Monday, 10 September 2007

Supply side arguments

In case I ever give the impression that I think all bloggers are blinkered zealots determined to "prove" their case by ever noisier assertion and invective rather than argument (pause for breath), I also have The Economist to draw on. Its blog requires subscription, I suspect, and I have no illusions about its bias (at one point, I thought it could have saved the trouble of actually publishing itself and simply written "we think vouchers solve everything this year"). But it introduces me to debates I would not run into normally; what I run into normally is of course the standard cat-fights and gossip of glorious British blogotics.
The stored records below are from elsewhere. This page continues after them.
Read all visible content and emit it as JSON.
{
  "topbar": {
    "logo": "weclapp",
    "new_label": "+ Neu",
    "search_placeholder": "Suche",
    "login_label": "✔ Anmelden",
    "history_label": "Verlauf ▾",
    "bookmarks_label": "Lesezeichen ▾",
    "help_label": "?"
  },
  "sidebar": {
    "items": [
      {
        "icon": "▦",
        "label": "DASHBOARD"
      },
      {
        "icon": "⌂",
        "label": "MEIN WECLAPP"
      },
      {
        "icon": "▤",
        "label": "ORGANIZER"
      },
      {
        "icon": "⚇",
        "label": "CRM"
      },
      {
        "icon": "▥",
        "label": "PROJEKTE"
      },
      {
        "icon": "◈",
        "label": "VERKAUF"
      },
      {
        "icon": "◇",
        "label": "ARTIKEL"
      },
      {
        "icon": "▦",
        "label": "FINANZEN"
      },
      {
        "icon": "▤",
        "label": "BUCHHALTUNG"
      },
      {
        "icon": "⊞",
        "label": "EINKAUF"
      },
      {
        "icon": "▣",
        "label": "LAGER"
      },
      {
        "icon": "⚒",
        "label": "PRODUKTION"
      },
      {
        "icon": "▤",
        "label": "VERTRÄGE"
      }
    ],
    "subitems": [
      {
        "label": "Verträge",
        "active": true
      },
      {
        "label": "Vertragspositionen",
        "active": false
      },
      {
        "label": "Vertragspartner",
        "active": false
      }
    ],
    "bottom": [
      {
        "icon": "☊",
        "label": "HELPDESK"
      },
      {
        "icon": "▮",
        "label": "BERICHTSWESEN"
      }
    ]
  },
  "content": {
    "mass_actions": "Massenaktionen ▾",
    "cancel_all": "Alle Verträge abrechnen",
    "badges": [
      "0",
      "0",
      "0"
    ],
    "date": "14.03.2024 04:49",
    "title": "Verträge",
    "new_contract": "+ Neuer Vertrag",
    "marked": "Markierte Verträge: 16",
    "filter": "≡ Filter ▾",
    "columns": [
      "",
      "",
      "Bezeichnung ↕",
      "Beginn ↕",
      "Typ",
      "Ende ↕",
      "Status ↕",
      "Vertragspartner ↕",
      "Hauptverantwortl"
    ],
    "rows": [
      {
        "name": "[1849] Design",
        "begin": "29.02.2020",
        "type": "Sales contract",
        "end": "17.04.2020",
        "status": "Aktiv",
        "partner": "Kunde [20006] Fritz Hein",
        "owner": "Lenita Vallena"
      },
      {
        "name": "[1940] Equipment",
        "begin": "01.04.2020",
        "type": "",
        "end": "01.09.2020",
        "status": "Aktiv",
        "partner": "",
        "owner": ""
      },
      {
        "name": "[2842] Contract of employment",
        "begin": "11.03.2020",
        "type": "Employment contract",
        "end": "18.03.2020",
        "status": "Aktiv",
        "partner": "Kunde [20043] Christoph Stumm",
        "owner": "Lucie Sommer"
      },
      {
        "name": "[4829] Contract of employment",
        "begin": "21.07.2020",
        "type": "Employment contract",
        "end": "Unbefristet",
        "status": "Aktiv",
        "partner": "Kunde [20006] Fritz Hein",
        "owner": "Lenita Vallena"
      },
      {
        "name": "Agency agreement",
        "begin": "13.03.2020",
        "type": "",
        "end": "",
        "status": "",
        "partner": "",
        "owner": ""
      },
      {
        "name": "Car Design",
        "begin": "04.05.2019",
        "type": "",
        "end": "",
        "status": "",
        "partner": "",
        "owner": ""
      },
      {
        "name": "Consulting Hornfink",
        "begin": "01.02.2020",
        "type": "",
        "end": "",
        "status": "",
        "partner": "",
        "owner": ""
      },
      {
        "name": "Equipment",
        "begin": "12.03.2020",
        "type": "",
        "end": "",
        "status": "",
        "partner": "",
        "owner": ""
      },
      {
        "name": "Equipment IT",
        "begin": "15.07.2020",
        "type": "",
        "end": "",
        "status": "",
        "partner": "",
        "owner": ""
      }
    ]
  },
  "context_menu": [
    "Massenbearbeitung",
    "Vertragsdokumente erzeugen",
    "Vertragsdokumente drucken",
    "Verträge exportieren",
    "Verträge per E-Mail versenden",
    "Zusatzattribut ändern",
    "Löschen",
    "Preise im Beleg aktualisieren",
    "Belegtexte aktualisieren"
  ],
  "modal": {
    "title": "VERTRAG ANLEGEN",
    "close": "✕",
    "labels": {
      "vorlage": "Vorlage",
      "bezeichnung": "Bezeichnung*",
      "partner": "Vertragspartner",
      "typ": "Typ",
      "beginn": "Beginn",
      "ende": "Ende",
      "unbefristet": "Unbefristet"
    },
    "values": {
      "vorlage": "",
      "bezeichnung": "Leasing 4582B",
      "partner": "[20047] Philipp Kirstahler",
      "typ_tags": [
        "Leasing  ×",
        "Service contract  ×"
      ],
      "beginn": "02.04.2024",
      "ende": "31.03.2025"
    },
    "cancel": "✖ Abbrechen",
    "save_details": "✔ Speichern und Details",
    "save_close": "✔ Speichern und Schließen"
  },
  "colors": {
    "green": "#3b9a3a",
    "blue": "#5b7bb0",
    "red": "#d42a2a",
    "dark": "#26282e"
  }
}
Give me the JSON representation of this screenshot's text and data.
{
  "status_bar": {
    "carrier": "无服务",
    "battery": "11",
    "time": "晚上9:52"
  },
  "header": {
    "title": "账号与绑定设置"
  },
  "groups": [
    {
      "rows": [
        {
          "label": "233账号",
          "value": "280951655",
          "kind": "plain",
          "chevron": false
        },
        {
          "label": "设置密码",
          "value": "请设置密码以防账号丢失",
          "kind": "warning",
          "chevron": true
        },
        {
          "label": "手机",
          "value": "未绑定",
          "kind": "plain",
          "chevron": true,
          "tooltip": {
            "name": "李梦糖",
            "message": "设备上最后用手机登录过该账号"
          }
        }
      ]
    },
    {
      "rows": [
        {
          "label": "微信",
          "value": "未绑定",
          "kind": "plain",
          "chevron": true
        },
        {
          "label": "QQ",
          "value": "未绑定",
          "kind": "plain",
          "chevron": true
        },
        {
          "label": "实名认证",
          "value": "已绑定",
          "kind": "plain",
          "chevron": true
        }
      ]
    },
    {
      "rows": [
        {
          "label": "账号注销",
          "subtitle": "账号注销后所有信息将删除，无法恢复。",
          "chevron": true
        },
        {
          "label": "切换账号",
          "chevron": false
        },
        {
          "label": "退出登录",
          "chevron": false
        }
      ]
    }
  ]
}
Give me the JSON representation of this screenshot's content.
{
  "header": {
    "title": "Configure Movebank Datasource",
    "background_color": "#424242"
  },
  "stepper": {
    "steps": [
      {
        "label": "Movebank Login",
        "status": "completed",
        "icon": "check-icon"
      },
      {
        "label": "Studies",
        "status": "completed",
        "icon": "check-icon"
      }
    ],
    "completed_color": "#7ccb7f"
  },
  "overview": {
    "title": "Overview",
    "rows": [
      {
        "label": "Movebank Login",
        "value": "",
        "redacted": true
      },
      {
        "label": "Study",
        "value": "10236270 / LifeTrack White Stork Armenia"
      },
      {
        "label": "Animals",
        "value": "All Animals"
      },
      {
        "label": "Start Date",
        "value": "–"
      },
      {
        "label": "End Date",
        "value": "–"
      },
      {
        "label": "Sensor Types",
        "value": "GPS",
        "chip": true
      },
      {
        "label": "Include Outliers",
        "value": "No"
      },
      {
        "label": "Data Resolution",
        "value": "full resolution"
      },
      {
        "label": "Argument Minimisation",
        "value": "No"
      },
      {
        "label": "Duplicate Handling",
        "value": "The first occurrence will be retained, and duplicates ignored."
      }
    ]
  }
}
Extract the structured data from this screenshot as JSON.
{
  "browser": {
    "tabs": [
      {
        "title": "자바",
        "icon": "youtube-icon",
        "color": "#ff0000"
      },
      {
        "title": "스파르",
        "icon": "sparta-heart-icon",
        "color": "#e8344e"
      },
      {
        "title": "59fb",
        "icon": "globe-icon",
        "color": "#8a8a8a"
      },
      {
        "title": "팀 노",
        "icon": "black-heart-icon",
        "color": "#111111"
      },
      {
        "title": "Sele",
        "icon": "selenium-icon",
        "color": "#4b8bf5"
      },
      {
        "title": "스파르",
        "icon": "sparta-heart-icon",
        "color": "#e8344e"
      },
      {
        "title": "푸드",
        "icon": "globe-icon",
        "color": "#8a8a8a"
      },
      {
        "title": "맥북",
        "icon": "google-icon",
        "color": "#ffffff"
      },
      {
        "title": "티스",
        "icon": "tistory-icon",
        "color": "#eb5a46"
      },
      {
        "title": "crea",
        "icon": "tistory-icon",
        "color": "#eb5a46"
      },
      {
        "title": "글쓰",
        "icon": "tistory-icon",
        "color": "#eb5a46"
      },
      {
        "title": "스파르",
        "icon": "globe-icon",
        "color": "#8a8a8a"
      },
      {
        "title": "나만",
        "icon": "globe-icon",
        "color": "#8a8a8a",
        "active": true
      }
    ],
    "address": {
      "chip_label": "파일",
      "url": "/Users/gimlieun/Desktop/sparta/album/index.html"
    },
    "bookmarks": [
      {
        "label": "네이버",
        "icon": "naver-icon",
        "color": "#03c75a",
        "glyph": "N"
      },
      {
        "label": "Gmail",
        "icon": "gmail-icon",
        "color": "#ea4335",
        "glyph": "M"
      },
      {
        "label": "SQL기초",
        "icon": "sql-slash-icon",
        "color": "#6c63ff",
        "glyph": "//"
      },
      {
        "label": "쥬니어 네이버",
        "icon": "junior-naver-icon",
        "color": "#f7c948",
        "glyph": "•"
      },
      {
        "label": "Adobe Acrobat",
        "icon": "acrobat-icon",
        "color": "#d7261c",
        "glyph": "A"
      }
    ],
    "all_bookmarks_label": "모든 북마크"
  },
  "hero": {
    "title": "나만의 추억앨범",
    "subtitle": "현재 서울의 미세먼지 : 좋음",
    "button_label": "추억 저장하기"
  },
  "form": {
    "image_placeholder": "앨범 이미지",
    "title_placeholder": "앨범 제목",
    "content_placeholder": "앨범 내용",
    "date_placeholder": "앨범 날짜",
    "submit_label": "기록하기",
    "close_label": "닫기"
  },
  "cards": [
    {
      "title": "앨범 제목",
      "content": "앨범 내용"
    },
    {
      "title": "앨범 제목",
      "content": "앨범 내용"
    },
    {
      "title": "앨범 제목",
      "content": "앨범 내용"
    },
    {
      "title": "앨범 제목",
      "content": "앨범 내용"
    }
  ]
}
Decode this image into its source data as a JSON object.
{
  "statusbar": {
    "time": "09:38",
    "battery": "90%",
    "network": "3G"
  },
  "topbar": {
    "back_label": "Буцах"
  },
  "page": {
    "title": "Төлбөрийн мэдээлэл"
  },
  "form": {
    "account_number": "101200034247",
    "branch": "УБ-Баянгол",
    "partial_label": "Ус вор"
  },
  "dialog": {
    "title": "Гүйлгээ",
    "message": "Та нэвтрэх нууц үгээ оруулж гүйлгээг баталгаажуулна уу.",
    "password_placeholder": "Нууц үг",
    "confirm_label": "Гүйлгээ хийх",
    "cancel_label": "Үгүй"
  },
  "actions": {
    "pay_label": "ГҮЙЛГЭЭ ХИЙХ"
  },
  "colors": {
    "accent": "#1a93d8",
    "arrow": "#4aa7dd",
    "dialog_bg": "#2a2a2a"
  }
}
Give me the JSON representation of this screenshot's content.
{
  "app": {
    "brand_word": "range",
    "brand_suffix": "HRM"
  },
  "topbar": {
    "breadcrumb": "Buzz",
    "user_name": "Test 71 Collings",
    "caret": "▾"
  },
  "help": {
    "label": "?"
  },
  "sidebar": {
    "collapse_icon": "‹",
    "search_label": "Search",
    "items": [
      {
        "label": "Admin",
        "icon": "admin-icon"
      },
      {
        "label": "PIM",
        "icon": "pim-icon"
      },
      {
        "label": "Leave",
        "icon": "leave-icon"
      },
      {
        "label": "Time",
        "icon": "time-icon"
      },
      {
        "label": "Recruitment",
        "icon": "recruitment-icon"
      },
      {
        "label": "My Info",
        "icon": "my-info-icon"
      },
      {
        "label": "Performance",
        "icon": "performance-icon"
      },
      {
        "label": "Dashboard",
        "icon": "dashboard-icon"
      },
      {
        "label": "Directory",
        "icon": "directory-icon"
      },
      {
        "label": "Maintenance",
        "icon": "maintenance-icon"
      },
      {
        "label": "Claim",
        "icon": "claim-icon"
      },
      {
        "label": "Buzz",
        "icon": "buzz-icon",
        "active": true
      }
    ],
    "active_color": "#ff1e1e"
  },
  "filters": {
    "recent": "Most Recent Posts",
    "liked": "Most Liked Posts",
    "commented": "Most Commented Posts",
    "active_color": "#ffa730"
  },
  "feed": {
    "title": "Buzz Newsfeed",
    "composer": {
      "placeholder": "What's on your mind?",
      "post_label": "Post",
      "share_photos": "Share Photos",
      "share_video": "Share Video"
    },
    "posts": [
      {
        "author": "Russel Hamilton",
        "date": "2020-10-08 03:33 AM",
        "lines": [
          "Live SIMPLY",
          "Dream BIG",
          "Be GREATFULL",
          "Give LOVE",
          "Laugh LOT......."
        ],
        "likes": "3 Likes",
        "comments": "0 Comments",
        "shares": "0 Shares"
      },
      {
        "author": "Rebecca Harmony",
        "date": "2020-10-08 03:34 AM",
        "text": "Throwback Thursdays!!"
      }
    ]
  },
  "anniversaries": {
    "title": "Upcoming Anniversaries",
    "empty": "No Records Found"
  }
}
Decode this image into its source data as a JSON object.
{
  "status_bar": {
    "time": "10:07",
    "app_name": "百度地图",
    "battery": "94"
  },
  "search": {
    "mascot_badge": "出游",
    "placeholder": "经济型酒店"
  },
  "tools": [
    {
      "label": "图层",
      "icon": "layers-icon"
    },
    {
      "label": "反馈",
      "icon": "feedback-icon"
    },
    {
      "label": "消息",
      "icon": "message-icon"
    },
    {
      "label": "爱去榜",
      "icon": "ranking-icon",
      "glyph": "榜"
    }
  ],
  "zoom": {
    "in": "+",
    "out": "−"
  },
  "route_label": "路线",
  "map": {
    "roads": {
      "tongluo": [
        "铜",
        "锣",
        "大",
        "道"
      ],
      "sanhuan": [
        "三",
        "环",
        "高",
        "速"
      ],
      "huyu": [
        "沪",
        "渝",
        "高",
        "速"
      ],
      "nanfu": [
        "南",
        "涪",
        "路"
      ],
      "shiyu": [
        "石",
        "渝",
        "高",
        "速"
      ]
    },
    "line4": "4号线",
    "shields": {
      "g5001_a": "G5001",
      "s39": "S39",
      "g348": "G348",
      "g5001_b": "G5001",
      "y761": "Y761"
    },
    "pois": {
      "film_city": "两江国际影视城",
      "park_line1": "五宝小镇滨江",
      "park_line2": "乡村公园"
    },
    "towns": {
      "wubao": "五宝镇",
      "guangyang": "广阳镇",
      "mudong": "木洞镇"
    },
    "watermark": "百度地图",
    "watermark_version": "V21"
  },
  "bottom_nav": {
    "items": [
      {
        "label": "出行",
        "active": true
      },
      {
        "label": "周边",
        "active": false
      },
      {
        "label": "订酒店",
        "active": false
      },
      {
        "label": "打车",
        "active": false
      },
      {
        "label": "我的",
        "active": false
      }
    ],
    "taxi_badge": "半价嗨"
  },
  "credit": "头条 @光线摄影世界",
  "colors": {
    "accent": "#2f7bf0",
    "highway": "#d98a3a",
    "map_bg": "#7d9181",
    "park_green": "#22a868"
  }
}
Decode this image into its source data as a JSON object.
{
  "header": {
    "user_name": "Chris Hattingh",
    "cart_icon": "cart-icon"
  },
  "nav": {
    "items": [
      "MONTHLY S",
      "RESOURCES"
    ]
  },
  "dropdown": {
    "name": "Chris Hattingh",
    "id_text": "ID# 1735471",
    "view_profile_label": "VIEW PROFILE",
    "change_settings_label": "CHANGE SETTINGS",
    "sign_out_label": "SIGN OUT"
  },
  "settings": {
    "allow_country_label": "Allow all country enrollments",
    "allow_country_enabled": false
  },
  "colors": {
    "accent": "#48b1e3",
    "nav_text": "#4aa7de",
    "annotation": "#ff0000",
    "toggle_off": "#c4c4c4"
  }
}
I tend to find left-wing hysteria about the dreadful state of American inequality a bit shrill, but this fellow Jonathan Chait at least writes well, which should forgive him anything. His point is that the Republicans are still suckers for the Laffer curve, which has caused them to adopt policies that have massively increased American inequality. That this inequality exists is clear, and that it matters is also, at least to me; the excellent Catalyst paper "Why Inequality Matters" makes a strong enough case for this simple mind. For me the most startling fact is this: at $33,800, the US has by some way the highest GDP per head amongst large developed countries, at least 20% above most. But if you only looked at its lowest decile, its income of $10,922 is behind nearly all of the rest: Switzerland has $15k, Belgium $13k, France $12k. That bottom decile is the reason we watch so many US crime movies; it dies early and lives horribly. I guess an important criteria for my vote will be: does the party in question reckon this matters too?